Grego: — Bora, já deu. Vou te levar pra casa.
Jéssica: — Não quero, p***a! — respondi, já irritada.
Ele não deu ouvidos, me pegou no colo e colocou sobre o seu ombro. p***a, que chatice!
Levou-me até a moto.
Jéssica: — Me solta, p***a!
Grego: — Fica suave, morena. Só vou te levar pra casa, não vou te fazer m*l.
Ele me ajudou a subir na moto.
Grego: — Segura firme, morena.
Envolvi minha cintura em volta dele e encostei a cabeça nas suas costas. Que costas fortes, viu…
Depois disso, a bebida fez efeito e não lembrei mais de nada.
(...)
Acordei sentindo algo apertando levemente a minha cintura. Virei para o lado e, de repente, dei de cara com o Grego ali do meu lado, sem camisa.
Olhei para baixo e percebi que eu estava vestindo uma camisa dele, do Flamengo. Não lembrava de mais nada depois que subi na moto.
Sentei devagar na cama.
Grego: — A bela adormecida finalmente acordou — disse ele, soltando um risinho.
CARALHO, QUE HOMEM GOSTOSO!
Grego: — Bom dia, morena.
Ele aproximou a mão, colocou meu cabelo para trás da orelha e me deu um selinho suave.
ELE ACABOU DE ME BEIJAR?
Jéssica: — Onde eu estou? — perguntei, e ele sorriu — que sorriso, meu Deus…
Grego: — Na minha casa, morena.
Jéssica: — Não lembro de quase nada, sério.

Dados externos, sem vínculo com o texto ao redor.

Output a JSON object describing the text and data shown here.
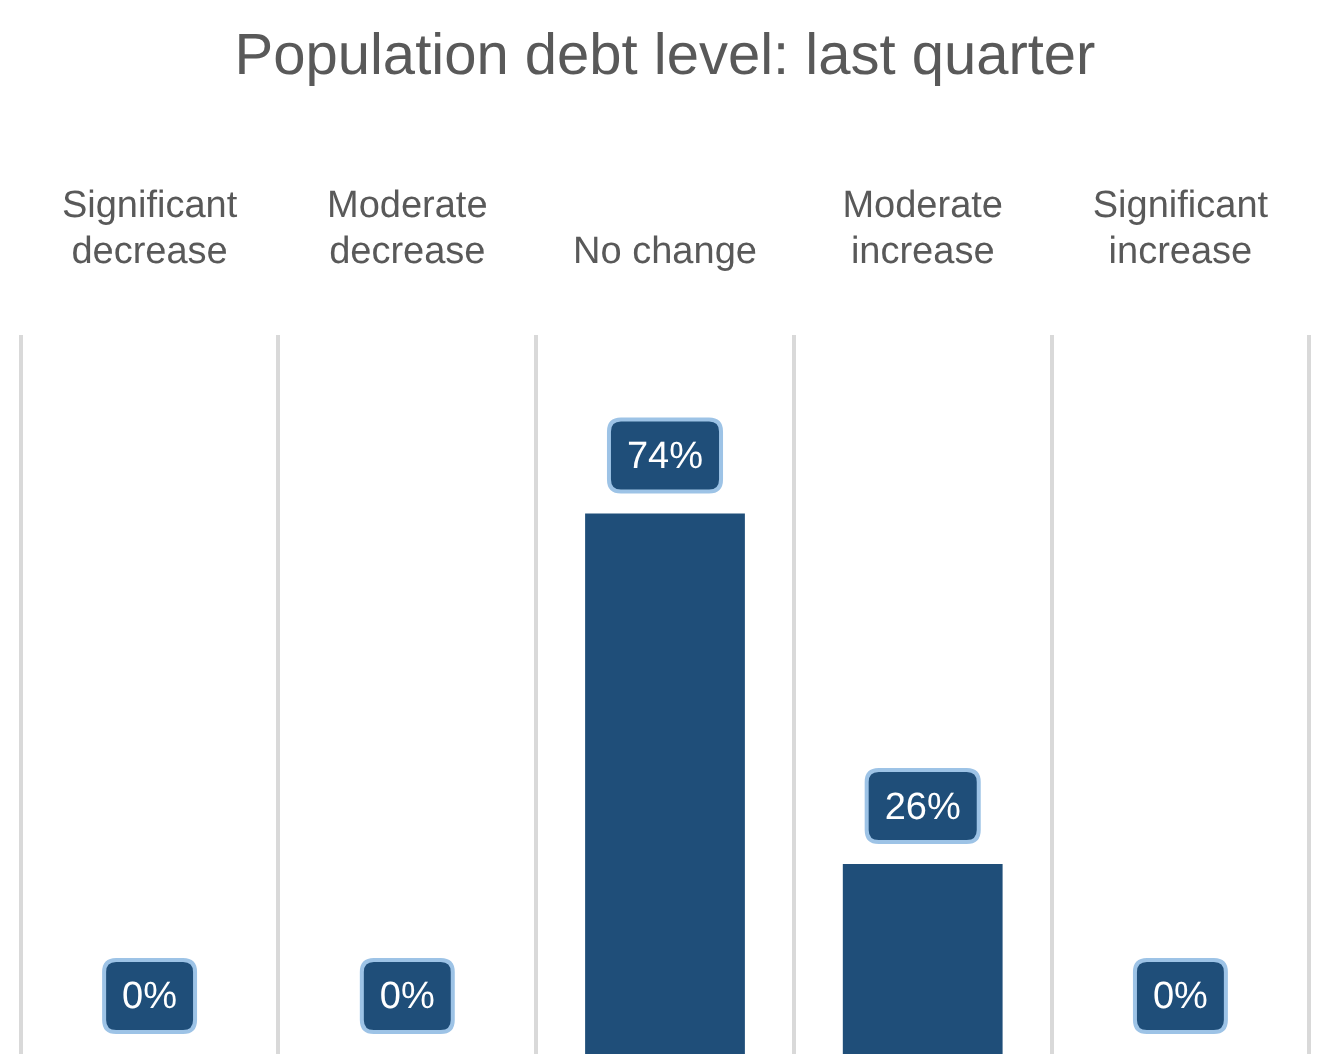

Nunca mais eu bebo desse jeito!
Ele se levantou, foi até a gaveta da cômoda e pegou um remédio.
Grego: — Toma isso, vai melhorar a ressaca.
Ele também pegou uma garrafa de água que estava ao lado da cama e me entregou.

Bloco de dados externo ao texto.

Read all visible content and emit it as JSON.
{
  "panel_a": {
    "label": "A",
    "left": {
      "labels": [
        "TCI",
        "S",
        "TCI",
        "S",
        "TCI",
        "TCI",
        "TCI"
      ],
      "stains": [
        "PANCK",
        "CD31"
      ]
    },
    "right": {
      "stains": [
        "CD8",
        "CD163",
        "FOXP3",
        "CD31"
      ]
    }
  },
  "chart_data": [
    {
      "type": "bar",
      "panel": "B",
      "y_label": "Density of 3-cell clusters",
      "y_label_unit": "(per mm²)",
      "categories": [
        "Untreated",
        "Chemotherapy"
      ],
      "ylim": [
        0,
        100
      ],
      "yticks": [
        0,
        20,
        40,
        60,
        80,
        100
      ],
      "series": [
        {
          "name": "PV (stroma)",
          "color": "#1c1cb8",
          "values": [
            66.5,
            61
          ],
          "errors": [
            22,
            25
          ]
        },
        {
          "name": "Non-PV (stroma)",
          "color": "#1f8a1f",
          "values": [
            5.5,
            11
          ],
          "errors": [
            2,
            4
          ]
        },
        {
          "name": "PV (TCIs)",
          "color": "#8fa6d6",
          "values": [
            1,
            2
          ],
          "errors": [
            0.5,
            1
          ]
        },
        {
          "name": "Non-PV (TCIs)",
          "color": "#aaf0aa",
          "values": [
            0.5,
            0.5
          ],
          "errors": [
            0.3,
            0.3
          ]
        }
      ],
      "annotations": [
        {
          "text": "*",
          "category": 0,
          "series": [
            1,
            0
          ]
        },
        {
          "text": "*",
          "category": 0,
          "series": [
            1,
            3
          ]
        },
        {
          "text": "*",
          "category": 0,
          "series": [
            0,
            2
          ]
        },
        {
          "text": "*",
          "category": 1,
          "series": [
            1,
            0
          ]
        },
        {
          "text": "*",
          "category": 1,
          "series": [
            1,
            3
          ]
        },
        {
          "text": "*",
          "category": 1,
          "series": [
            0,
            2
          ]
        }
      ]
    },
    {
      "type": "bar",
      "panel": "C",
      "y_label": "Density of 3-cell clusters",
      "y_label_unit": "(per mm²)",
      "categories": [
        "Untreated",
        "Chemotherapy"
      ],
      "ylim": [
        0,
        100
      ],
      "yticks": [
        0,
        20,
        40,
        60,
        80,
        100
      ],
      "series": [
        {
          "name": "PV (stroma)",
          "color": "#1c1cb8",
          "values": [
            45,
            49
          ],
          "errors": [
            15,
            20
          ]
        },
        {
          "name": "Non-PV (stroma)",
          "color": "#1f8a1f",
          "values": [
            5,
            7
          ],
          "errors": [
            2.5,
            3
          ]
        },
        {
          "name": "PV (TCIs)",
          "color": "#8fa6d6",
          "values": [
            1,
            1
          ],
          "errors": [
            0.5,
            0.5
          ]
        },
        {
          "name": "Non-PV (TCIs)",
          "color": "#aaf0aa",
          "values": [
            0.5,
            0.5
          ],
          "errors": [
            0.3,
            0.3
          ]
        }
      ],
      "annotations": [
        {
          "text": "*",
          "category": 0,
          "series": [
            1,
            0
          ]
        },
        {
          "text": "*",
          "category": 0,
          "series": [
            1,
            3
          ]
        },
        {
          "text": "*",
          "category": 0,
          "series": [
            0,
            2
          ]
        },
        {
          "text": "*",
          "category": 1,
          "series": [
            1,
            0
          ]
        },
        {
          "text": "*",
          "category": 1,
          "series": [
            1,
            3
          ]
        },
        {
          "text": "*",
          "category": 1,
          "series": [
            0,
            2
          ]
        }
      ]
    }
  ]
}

Jéssica: — Valeu — agradeci e tomei o remédio.
Ele saiu do quarto.
Havia duas portas no ambiente; abri a que achei que era o banheiro e não é que acertei mesmo?

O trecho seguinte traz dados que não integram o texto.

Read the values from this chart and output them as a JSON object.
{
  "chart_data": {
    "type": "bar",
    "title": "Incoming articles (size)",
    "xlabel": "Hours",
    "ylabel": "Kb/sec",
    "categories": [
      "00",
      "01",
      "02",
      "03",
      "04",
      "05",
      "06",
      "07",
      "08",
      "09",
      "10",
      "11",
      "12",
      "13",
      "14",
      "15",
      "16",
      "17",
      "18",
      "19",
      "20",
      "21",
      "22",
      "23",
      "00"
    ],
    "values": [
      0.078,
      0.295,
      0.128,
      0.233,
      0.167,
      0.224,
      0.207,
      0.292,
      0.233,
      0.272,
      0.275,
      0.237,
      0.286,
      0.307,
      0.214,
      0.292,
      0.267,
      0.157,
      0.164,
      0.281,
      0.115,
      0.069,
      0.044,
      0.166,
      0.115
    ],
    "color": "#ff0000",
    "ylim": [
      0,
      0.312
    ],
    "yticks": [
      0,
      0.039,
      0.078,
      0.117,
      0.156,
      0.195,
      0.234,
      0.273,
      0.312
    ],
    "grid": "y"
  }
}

Lavei bem o rosto, procurei e achei uma escova de dentes nova, escovei os dentes e depois vesti a minha roupa da noite anterior.
Saí do quarto e desci a escada — a casa era bem arrumada e bonita. Procurei por ele e o encontrei na cozinha.
Jéssica: — Já vou indo, valeu aí, Grego.
Eu já estava saindo quando ele me parou.
Grego: — Espera aí, morena. Já pedi pros meninos trazerem comida pra nós.
Não recusei, não dava mesmo — estava com uma fome da p***a.
Sentei à mesa e ficamos esperando. Ele não parava de me olhar, de um jeito que parecia que ia me devorar só com o olhar.
A campainha tocou e ele foi atender. Caraca, ele tinha pedido uma quantidade enorme de coisas gostosas.
Comemos em silêncio, e eu agradeci a Deus por isso — odeio falar quando estou comendo.
Quando terminamos, ele insistiu em me levar até a minha casa. Aceitei, e fomos de carro.
Chegando na porta, agradeci a ele pela ajuda. Ele segurou minha mão e me deu outro selinho. Fiquei um pouco surpresa, mas não falei nada.
Grego: — Tchau, morena.
Ele deu um cheiro no meu pescoço, me deixando arrepiada.
Jéssica: — Tchau, Grego — respondi, dando um risinho sem jeito e saindo do carro.
Ele partiu com o veículo e eu entrei em casa. Fui direto para o quarto, tomei um banho bem demorado e me deitei — a ressaca ainda estava forte, e eu precisava dormir mais um pouco.